# Is it safe to drive with coolant leak?



## wine (Feb 23, 2005)

It's draining some green coolant not exactly sure from where.

Is it safe to drive it 1/2 mileto the repair shop to have a leak test?

What about driving about the same distance to the emissions inspection place to take a 10 minute test for my 97 Sentra? Nothing else is wrong with it.


----------



## dmroberson (Jun 24, 2004)

wine said:


> It's draining some green coolant not exactly sure from where.
> 
> Is it safe to drive it 1/2 mileto the repair shop to have a leak test?
> 
> What about driving about the same distance to the emissions inspection place to take a 10 minute test for my 97 Sentra? Nothing else is wrong with it.

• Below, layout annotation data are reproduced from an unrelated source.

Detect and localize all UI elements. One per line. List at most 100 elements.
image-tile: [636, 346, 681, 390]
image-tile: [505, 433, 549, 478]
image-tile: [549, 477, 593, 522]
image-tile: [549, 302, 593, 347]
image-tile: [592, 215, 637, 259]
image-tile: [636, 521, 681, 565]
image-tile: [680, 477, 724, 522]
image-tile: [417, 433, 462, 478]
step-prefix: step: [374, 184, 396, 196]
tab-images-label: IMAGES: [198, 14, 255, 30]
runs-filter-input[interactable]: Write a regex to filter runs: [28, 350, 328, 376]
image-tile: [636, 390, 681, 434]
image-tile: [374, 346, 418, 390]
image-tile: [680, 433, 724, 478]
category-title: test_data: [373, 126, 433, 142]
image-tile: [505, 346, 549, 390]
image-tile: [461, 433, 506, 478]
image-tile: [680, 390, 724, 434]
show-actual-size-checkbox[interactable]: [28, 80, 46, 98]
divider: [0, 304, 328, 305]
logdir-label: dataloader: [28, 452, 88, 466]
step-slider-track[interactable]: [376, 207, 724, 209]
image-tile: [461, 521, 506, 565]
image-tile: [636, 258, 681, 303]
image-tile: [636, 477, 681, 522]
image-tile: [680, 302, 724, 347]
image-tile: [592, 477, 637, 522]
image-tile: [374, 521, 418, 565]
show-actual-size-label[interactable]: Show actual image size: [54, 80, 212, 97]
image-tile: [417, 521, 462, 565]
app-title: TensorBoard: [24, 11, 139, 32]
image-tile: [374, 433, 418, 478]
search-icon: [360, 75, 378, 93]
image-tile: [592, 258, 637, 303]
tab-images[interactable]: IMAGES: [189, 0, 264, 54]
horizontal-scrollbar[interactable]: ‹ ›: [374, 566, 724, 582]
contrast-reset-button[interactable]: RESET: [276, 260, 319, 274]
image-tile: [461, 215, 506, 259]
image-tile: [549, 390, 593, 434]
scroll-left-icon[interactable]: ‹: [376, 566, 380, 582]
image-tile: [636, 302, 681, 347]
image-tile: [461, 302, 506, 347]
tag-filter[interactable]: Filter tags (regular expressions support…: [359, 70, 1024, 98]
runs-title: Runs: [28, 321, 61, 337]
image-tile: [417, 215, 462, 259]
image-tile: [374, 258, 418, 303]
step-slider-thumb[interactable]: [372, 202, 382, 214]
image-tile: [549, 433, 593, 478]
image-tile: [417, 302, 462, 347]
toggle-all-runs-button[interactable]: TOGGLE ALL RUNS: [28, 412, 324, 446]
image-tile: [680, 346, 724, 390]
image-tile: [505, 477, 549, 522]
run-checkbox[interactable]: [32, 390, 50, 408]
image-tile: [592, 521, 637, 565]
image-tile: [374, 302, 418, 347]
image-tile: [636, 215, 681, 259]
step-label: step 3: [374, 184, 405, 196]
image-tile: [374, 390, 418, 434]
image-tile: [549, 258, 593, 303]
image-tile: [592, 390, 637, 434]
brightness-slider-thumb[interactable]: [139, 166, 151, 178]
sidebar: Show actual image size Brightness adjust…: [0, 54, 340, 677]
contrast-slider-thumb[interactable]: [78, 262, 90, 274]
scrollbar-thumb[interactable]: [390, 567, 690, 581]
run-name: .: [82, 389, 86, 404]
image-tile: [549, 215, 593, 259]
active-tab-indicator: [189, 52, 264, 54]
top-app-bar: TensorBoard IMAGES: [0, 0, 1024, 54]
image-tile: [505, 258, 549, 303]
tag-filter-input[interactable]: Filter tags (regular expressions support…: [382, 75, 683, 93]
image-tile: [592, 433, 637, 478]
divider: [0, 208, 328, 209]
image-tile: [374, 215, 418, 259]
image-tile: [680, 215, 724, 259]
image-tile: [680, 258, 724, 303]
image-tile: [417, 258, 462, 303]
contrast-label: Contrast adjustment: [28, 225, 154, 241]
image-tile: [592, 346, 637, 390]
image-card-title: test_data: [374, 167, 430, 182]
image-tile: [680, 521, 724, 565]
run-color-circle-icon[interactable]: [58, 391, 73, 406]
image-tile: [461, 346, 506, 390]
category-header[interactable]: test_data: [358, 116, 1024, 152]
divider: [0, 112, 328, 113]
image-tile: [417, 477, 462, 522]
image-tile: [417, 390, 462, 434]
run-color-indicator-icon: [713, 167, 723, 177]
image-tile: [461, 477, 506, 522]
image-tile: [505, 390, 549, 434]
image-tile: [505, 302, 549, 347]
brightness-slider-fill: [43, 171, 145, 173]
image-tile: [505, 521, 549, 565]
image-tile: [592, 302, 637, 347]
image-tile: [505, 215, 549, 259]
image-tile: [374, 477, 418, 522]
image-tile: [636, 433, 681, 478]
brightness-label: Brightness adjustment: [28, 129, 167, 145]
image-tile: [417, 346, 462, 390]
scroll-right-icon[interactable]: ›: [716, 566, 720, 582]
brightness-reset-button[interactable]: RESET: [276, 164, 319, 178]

You should be fine, assuming it's not leaking fast. As long as you keep coolant in the radiator, you'll be fine getting to the repair shop, and the inspection place. Just take it slow and easy. Don't wanna force any more coolant out, overworking the engine.


----------



## wine (Feb 23, 2005)

It's leaking fast about 1 qt every 10 min.


----------



## RedHead7 (May 30, 2006)

I would say it should be fine to drive a half mile if there is still coolant in there, if not dont drive it. I would get it fixed first before you had your emissions test though.


----------



## wes (Apr 30, 2002)

If it is leaking that much WHY are you having a leak test? Can't you see where it is coming from? Furthermore if you are not sure how to fix it just have it towed the 1/2mi. to the shop, you do not want to drive it 1/2 mi. especially if it is something liek the water pump.


----------



## Strange1 (Aug 18, 2005)

I agree with wes.If u know it has a leak take care of it.Just look where its coming from.It will usually be a simple hose that needs to be replaced,but if its the water pump its gonna cost u.


----------